Saturday, March 03, 2012

expert and a half...

I am still slowly recovering from my table saw injury, and finding that with fingers disabled, my mind is less acute. Should that come as a surprise to anyone but myself? I have tried dictation software but find that the corrections take nearly as much time as hunting and pecking away on the keyboard in the first place. So who knew that injuring my fingers would have such impact on the clarity of my thoughts?

K. Anders Ericsson, Psychologist at Florida State University, proposed the 10,000 hour rule that was popularized by Malcolm Gladwell in his book Outliers. According to the rule, it takes 10,000 hours to become truly expert at something whether playing chess, hockey, or viola. Gladwell offered the Beatles as an example. Ericsson offered as his first example two Hungarian educators, Lázló and Klara Polgár, who homeschooled their three daughters to become top ranked women's chess champions. The Polgárs wanted to challenge the notion that women couldn't succeed in fields that require spatial thinking, like chess. Their youngest daughter became a grand master at age 15.
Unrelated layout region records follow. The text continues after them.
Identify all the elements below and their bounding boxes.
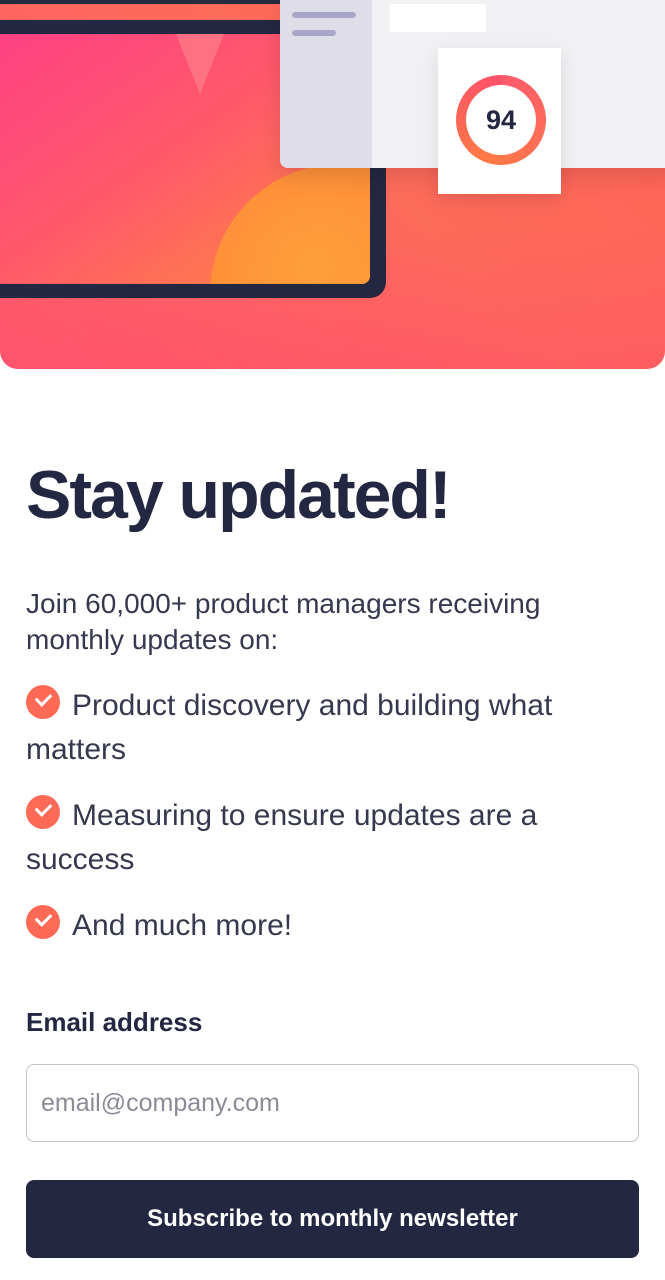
check-circle-icon xyxy=(26,685,60,719)
score-card: 94 xyxy=(438,48,561,194)
score-ring: 94 xyxy=(456,75,546,165)
hero-illustration: 94 xyxy=(0,0,665,369)
feature-text: Product discovery and building what matt… xyxy=(26,689,553,766)
screen-triangle-shape xyxy=(160,34,240,94)
subscribe-button[interactable]: Subscribe to monthly newsletter xyxy=(26,1180,639,1258)
signup-section: Stay updated! Join 60,000+ product manag… xyxy=(26,440,639,1258)
feature-text: Measuring to ensure updates are a succes… xyxy=(26,799,538,876)
dashboard-sidebar xyxy=(280,0,372,168)
feature-item: Product discovery and building what matt… xyxy=(26,684,639,772)
feature-item: And much more! xyxy=(26,904,639,948)
email-label: Email address xyxy=(26,1007,203,1037)
check-circle-icon xyxy=(26,905,60,939)
feature-item: Measuring to ensure updates are a succes… xyxy=(26,794,639,882)
intro-text: Join 60,000+ product managers receiving … xyxy=(26,588,541,655)
page-title: Stay updated! xyxy=(26,457,452,533)
email-field[interactable] xyxy=(26,1064,639,1142)
feature-list: Product discovery and building what matt… xyxy=(26,684,639,948)
feature-text: And much more! xyxy=(72,909,293,942)
newsletter-form: Email address Subscribe to monthly newsl… xyxy=(26,1004,639,1258)
screen-blob-shape xyxy=(210,164,370,284)
score-value: 94 xyxy=(466,85,536,155)
sidebar-line xyxy=(292,30,336,36)
check-circle-icon xyxy=(26,795,60,829)
dashboard-box xyxy=(390,4,486,32)
sidebar-line xyxy=(292,12,356,18)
While the 10,000 hour rule may be a generalization, it is an interesting tool through which to examine American education.

By the time a child has attended school from kindergarten through high school he or she will have been in school a total of 16,380 hours (13 years times 180 days times 7 hours per day), time enough to become expert at something and at least well practiced at something else, but what too many children learn in school is that they don't like it much, and that there is no passion to be found within it. They may fill seats while their minds wander. Doing something for 10,000 hours leads nowhere if he child's attention is not purposefully engaged. Take TV for an example.

Can you imagine what our schools might become if they were more clearly targeted toward the accomplishment of greater things that captured the interest and attention of each and every child?

Make, fix and create...

2 comments:

Anonymous said...

Just back after too many days without the time to just sit and read, the first thing I find is your saw injury. Get well soon. And at least your students got an object lesson in saw safety.

Mario

Doug Stowe said...

Thanks, Mario. I am doing better by the day.